# Sharing some photos of our Bunnies! (Standard Dwarf Lop Cashmere)



## tianakaesha (Aug 15, 2010)

I thought I would share some photos of our bunnies.  Apparently these are not really heard of in the States (at least, not on the rabbit forum I go to LOL!)

Here is Jacque - already a titled champion.  Will get back to being a champion one day once his coat grows back!

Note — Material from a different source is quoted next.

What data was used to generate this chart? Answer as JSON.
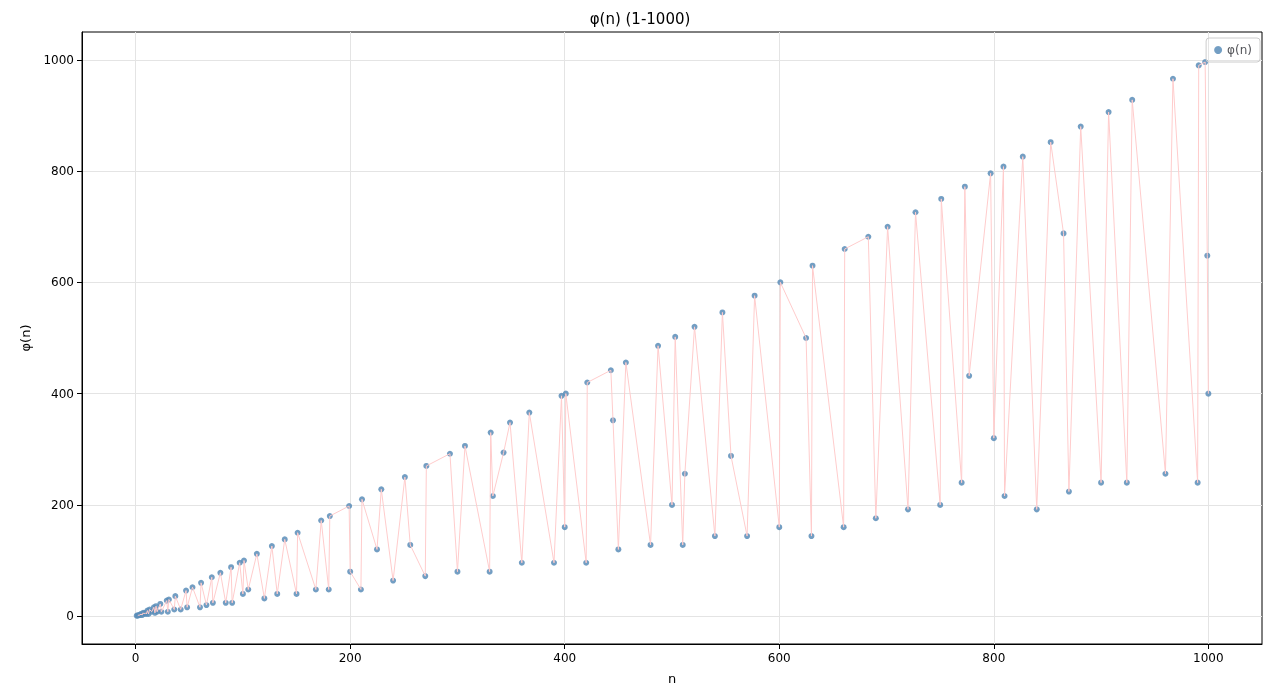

This is Jethro - at his first show was awarded Runner Up Best Cashmere
















And this is Winnie - the bunny that started it all! (Dwarf/Mini Lop Cross)


----------



## Emmetts Dairy (Aug 15, 2010)

OHHHHHHHH  I love bunnies....they are beautiful!!!!  Soooo Cute!!!


----------



## Bunnylady (Aug 15, 2010)

Gorgeous buns!

There are a lot of breeds that haven't made it "across the pond," and some that wound up with different names when they did. Your rabbits look very similar to what is known here as the American Fuzzy Lop. I imagine that the breeds had similar origins (longhair x dwarf lop).


----------



## Mango (Aug 15, 2010)

Awww, adorable bunnies!!  Yes the cashmere does look like what fuzzy lops like it here.....


----------